Of Marketing and Mercoxit: An EVE Vegas Interview
I sat down with David Reid, Chief Marketing Officer of CCP Games, and discussed "the most dangerous, complicated and rewarding journey in video games."
Going into Rubicon, how have you guys approached the marketing, and is it succeeding so far?
The first thing we did was...this was the first time we've done an announcement of an expansion on our Twitch channel...like, a live stream of "let us tell you about the next expansion and announce the name" and things like that. It was an idea of how to bring it to the community first, and get some real quick reactions on ideas in Rubicon. We've seen a big response to the Sisters of EVE ships, of course, everybody loves new ships...big responses to some of the things we were talking about earlier, the things that make EVE a little easier to understand without making it an easier game to play. We're not trying to make it an easy game, but we do want to make it more approachable for new players, and Rubicon is doing some of that. There are parts of Rubicon we saved for here, right? We had the announcement of what we're doing with Ghost Sites.
Something really interesting there that we have not yet told everybody is just how big this thing is going to be. Rubicon is a name we chose very carefully, because it does have a historical significance: it is the iconic moment at which Caesar decided to attack Rome and there was no turning back. There is something happening in this expansion that is the beginning, in a way, of this long journey toward building stargates and colonizing new parts of the universe, right? Going out and finding new galaxies, and letting that sandbox mechanic start all over again in an entirely different place. We talked about that vision at FanFest quite a bit, but Odyssey wasn't really the beginning of that – Rubicon is. There's stuff to come that will shed even more light on that.
You have to think about it, right?

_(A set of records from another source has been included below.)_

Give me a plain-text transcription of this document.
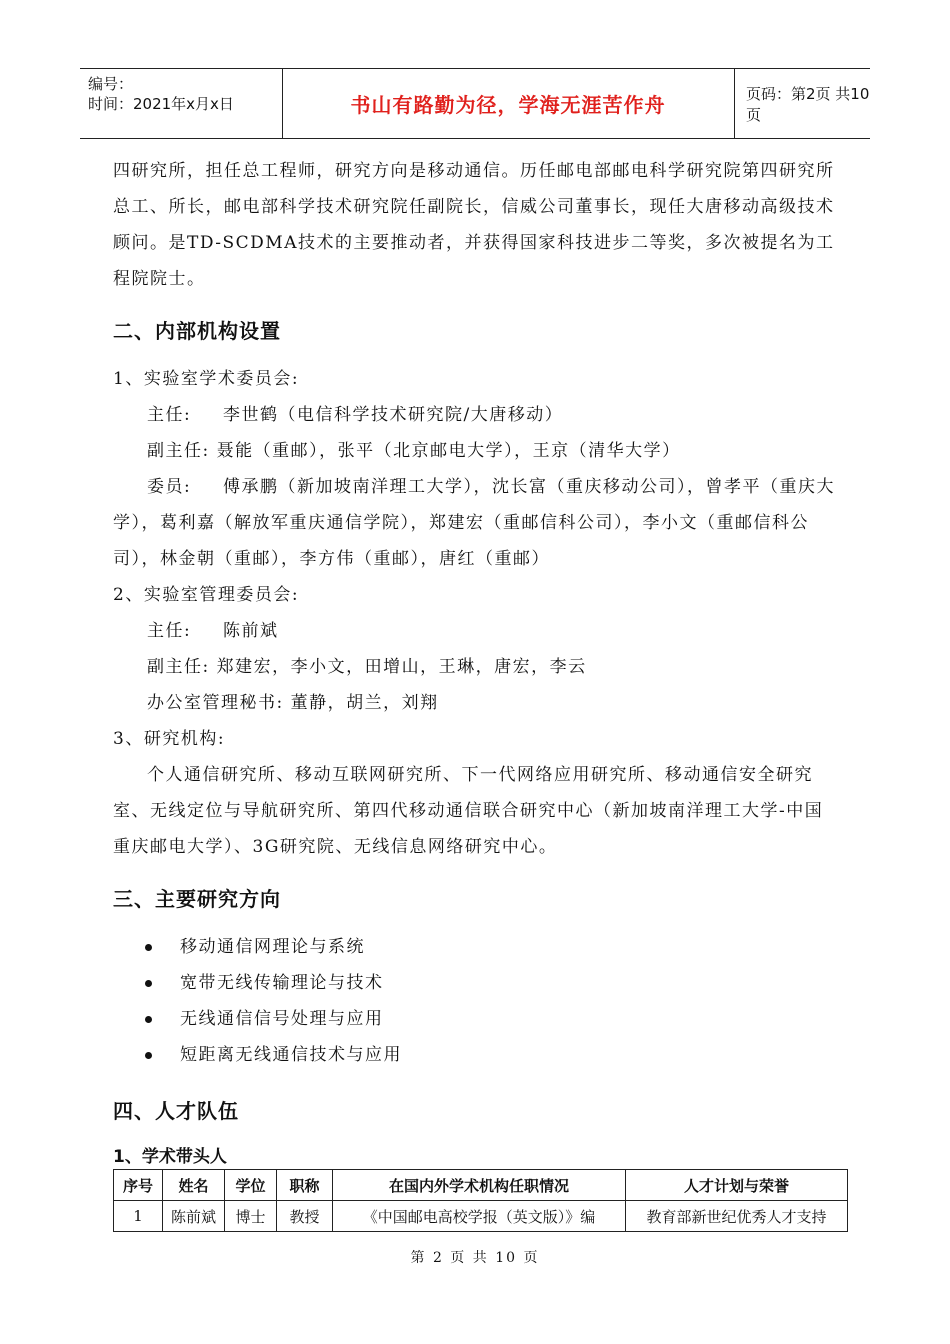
编号：
时间：2021年x月x日	书山有路勤为径，学海无涯苦作舟	页码：第2页 共10页

四研究所，担任总工程师，研究方向是移动通信。历任邮电部邮电科学研究院第四研究所总工、所长，邮电部科学技术研究院任副院长，信威公司董事长，现任大唐移动高级技术顾问。是TD-SCDMA技术的主要推动者，并获得国家科技进步二等奖，多次被提名为工程院院士。

二、内部机构设置
1、实验室学术委员会:
主任: 李世鹤（电信科学技术研究院/大唐移动）
副主任: 聂能（重邮），张平（北京邮电大学），王京（清华大学）

委员: 傅承鹏（新加坡南洋理工大学），沈长富（重庆移动公司），曾孝平（重庆大学），葛利嘉（解放军重庆通信学院），郑建宏（重邮信科公司），李小文（重邮信科公司），林金朝（重邮），李方伟（重邮），唐红（重邮）

2、实验室管理委员会:
主任: 陈前斌
副主任: 郑建宏，李小文，田增山，王琳，唐宏，李云
办公室管理秘书: 董静，胡兰，刘翔
3、研究机构:

个人通信研究所、移动互联网研究所、下一代网络应用研究所、移动通信安全研究室、无线定位与导航研究所、第四代移动通信联合研究中心（新加坡南洋理工大学-中国重庆邮电大学）、3G研究院、无线信息网络研究中心。

三、主要研究方向
移动通信网理论与系统
宽带无线传输理论与技术
无线通信信号处理与应用
短距离无线通信技术与应用
四、人才队伍
1、学术带头人
序号	姓名	学位	职称	在国内外学术机构任职情况	人才计划与荣誉
1	陈前斌	博士	教授	《中国邮电高校学报（英文版）》编	教育部新世纪优秀人才支持
第 2 页 共 10 页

EVE has 7,000 some star systems and, since it was launched, those have been populated. We've had wormhole space added, we've done things like that...but at some level, the way that an MMO gamer is typically used to expansion is new zones, and we haven't done that before. Rubicon is the beginning of a process – I'm not gonna tell you it's happening in Rubicon, it's a little further out there, right? But this is the beginning of that process and, as players assemble the components and build the technologies and acquire them to build these stargates...somebody is going to be the first person into the new galaxy, right? It is going to happen...

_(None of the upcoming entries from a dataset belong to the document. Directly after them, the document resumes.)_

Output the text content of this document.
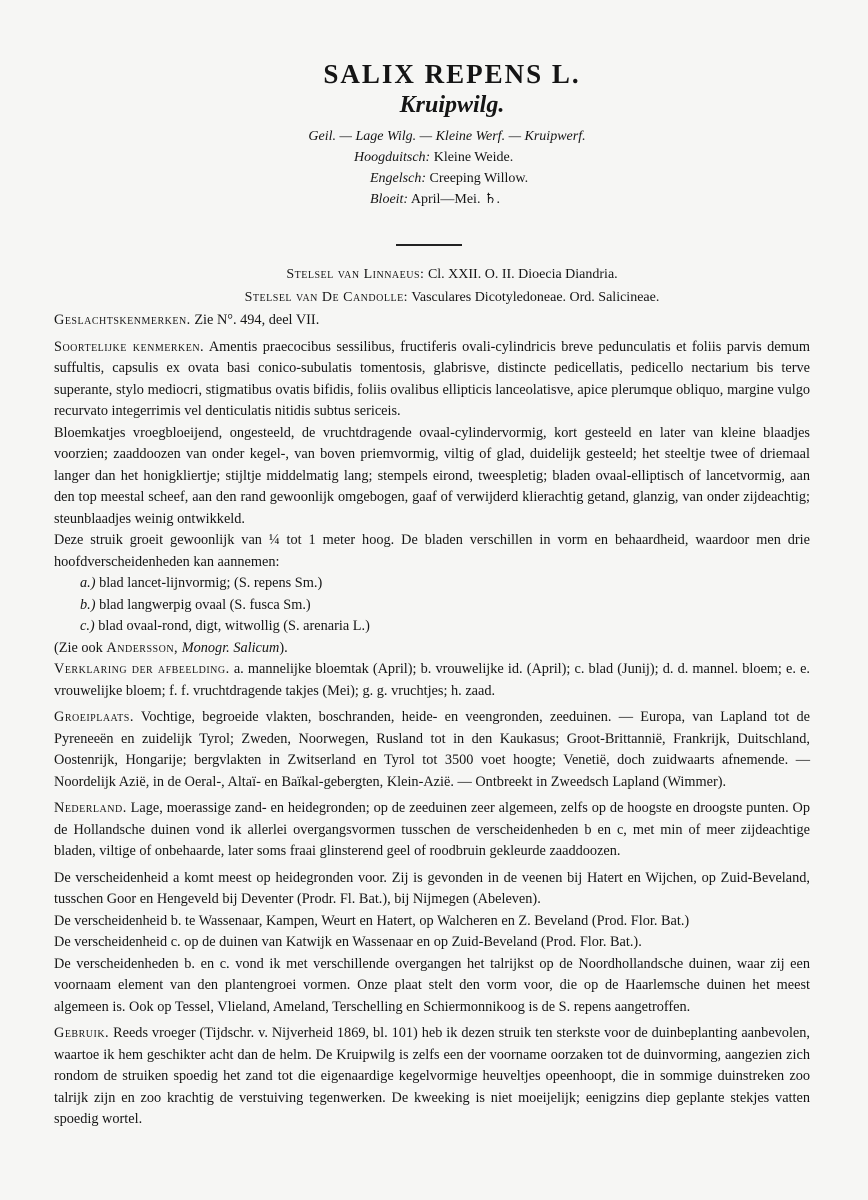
SALIX REPENS L.
Kruipwilg.
Geil. — Lage Wilg. — Kleine Werf. — Kruipwerf.
Hoogduitsch: Kleine Weide.
Engelsch: Creeping Willow.
Bloeit: April—Mei. ♄.
Stelsel van Linnaeus: Cl. XXII. O. II. Dioecia Diandria.
Stelsel van De Candolle: Vasculares Dicotyledoneae. Ord. Salicineae.

Geslachtskenmerken. Zie N°. 494, deel VII.

Soortelijke kenmerken. Amentis praecocibus sessilibus, fructiferis ovali-cylindricis breve pedunculatis et foliis parvis demum suffultis, capsulis ex ovata basi conico-subulatis tomentosis, glabrisve, distincte pedicellatis, pedicello nectarium bis terve superante, stylo mediocri, stigmatibus ovatis bifidis, foliis ovalibus ellipticis lanceolatisve, apice plerumque obliquo, margine vulgo recurvato integerrimis vel denticulatis nitidis subtus sericeis.

Bloemkatjes vroegbloeijend, ongesteeld, de vruchtdragende ovaal-cylindervormig, kort gesteeld en later van kleine blaadjes voorzien; zaaddoozen van onder kegel-, van boven priemvormig, viltig of glad, duidelijk gesteeld; het steeltje twee of driemaal langer dan het honigkliertje; stijltje middelmatig lang; stempels eirond, tweespletig; bladen ovaal-elliptisch of lancetvormig, aan den top meestal scheef, aan den rand gewoonlijk omgebogen, gaaf of verwijderd klierachtig getand, glanzig, van onder zijdeachtig; steunblaadjes weinig ontwikkeld.

Deze struik groeit gewoonlijk van ¼ tot 1 meter hoog. De bladen verschillen in vorm en behaardheid, waardoor men drie hoofdverscheidenheden kan aannemen:

a.) blad lancet-lijnvormig; (S. repens Sm.)
b.) blad langwerpig ovaal (S. fusca Sm.)
c.) blad ovaal-rond, digt, witwollig (S. arenaria L.)

(Zie ook Andersson, Monogr. Salicum).

Verklaring der afbeelding. a. mannelijke bloemtak (April); b. vrouwelijke id. (April); c. blad (Junij); d. d. mannel. bloem; e. e. vrouwelijke bloem; f. f. vruchtdragende takjes (Mei); g. g. vruchtjes; h. zaad.

Groeiplaats. Vochtige, begroeide vlakten, boschranden, heide- en veengronden, zeeduinen. — Europa, van Lapland tot de Pyreneeën en zuidelijk Tyrol; Zweden, Noorwegen, Rusland tot in den Kaukasus; Groot-Brittannië, Frankrijk, Duitschland, Oostenrijk, Hongarije; bergvlakten in Zwitserland en Tyrol tot 3500 voet hoogte; Venetië, doch zuidwaarts afnemende. — Noordelijk Azië, in de Oeral-, Altaï- en Baïkal-gebergten, Klein-Azië. — Ontbreekt in Zweedsch Lapland (Wimmer).

Nederland. Lage, moerassige zand- en heidegronden; op de zeeduinen zeer algemeen, zelfs op de hoogste en droogste punten. Op de Hollandsche duinen vond ik allerlei overgangsvormen tusschen de verscheidenheden b en c, met min of meer zijdeachtige bladen, viltige of onbehaarde, later soms fraai glinsterend geel of roodbruin gekleurde zaaddoozen.

De verscheidenheid a komt meest op heidegronden voor. Zij is gevonden in de veenen bij Hatert en Wijchen, op Zuid-Beveland, tusschen Goor en Hengeveld bij Deventer (Prodr. Fl. Bat.), bij Nijmegen (Abeleven).

De verscheidenheid b. te Wassenaar, Kampen, Weurt en Hatert, op Walcheren en Z. Beveland (Prod. Flor. Bat.)

De verscheidenheid c. op de duinen van Katwijk en Wassenaar en op Zuid-Beveland (Prod. Flor. Bat.).

De verscheidenheden b. en c. vond ik met verschillende overgangen het talrijkst op de Noordhollandsche duinen, waar zij een voornaam element van den plantengroei vormen. Onze plaat stelt den vorm voor, die op de Haarlemsche duinen het meest algemeen is. Ook op Tessel, Vlieland, Ameland, Terschelling en Schiermonnikoog is de S. repens aangetroffen.

Gebruik. Reeds vroeger (Tijdschr. v. Nijverheid 1869, bl. 101) heb ik dezen struik ten sterkste voor de duinbeplanting aanbevolen, waartoe ik hem geschikter acht dan de helm. De Kruipwilg is zelfs een der voorname oorzaken tot de duinvorming, aangezien zich rondom de struiken spoedig het zand tot die eigenaardige kegelvormige heuveltjes opeenhoopt, die in sommige duinstreken zoo talrijk zijn en zoo krachtig de verstuiving tegenwerken. De kweeking is niet moeijelijk; eenigzins diep geplante stekjes vatten spoedig wortel.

...and maybe they'll get a mystery code for it!
Ah-ha! No, we might give them more than that! But yeah, it's a great idea.

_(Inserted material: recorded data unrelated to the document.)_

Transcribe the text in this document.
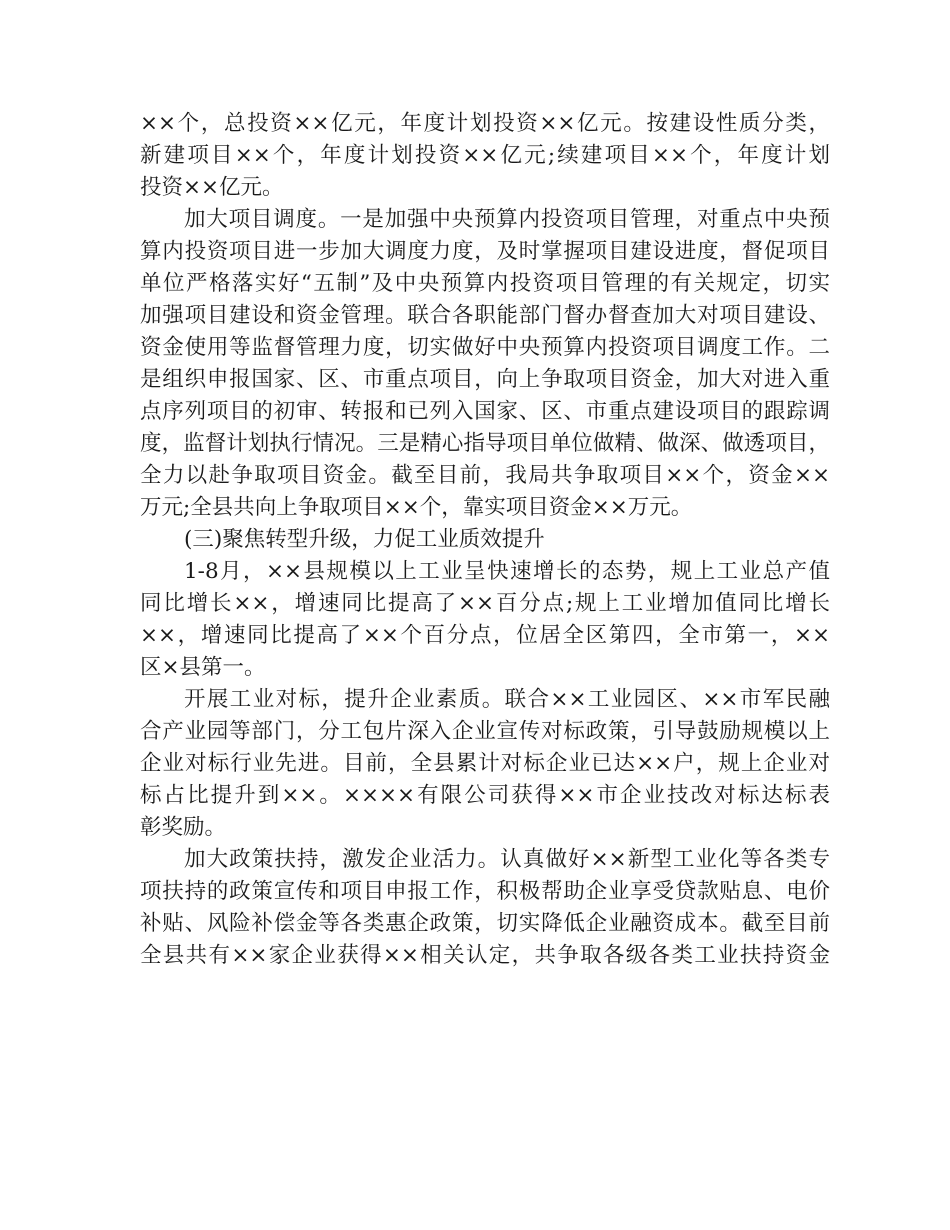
××个，总投资××亿元，年度计划投资××亿元。按建设性质分类，
新建项目××个，年度计划投资××亿元;续建项目××个，年度计划
投资××亿元。

加大项目调度。一是加强中央预算内投资项目管理，对重点中央预
算内投资项目进一步加大调度力度，及时掌握项目建设进度，督促项目
单位严格落实好“五制”及中央预算内投资项目管理的有关规定，切实
加强项目建设和资金管理。联合各职能部门督办督查加大对项目建设、
资金使用等监督管理力度，切实做好中央预算内投资项目调度工作。二
是组织申报国家、区、市重点项目，向上争取项目资金，加大对进入重
点序列项目的初审、转报和已列入国家、区、市重点建设项目的跟踪调
度，监督计划执行情况。三是精心指导项目单位做精、做深、做透项目，
全力以赴争取项目资金。截至目前，我局共争取项目××个，资金××
万元;全县共向上争取项目××个，靠实项目资金××万元。

(三)聚焦转型升级，力促工业质效提升

1-8月，××县规模以上工业呈快速增长的态势，规上工业总产值
同比增长××，增速同比提高了××百分点;规上工业增加值同比增长
××，增速同比提高了××个百分点，位居全区第四，全市第一，××
区×县第一。

开展工业对标，提升企业素质。联合××工业园区、××市军民融
合产业园等部门，分工包片深入企业宣传对标政策，引导鼓励规模以上
企业对标行业先进。目前，全县累计对标企业已达××户，规上企业对
标占比提升到××。××××有限公司获得××市企业技改对标达标表
彰奖励。

加大政策扶持，激发企业活力。认真做好××新型工业化等各类专
项扶持的政策宣传和项目申报工作，积极帮助企业享受贷款贴息、电价
补贴、风险补偿金等各类惠企政策，切实降低企业融资成本。截至目前
全县共有××家企业获得××相关认定，共争取各级各类工业扶持资金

Will any pieces of the Collector's Edition be available after the Collector's Edition is sold out?
We are talking about these things. Right now, we've got Collector's Editions to sell, and we're gonna stick with that. But yeah, I do think that...as an example, we're already taking orders from Icelandic retailers for the Collector's Edition because it has The Danger Game in there, and it just makes us think "Well geez, okay, we probably didn't need to sell the whole Collector's Edition there." And ya know, granted, we have like a 1,000 EVEplayers in Iceland, so it's not crazy to sell Collector's Editions there, but we could probably sell a lot more of The Danger Game (just updated) in the territory, right? And so it does lead us down that path and get us thinking about this. It's something I expect we will do, but I don't really know when or to what extent.
So just "down the road", gotcha. The Collector's Edition book would especially interest me.
Yeah. The stories about this game are fascinating, but the stories about this company are really fascinating as well, right? How did this group of 30 people that had never made a game before...they make something that has just stood this huge test of time. Back in that era – and it's easy to forget this – there was CCP making EVE Online, and there was Electronic Arts making Earth and Beyond [fansite]. If you had to put your money on one of those titles being around in 2013, the long odds would've been against CCP, right? It just turned out very differently than I think people expected, and there's a fascinating story underneath that.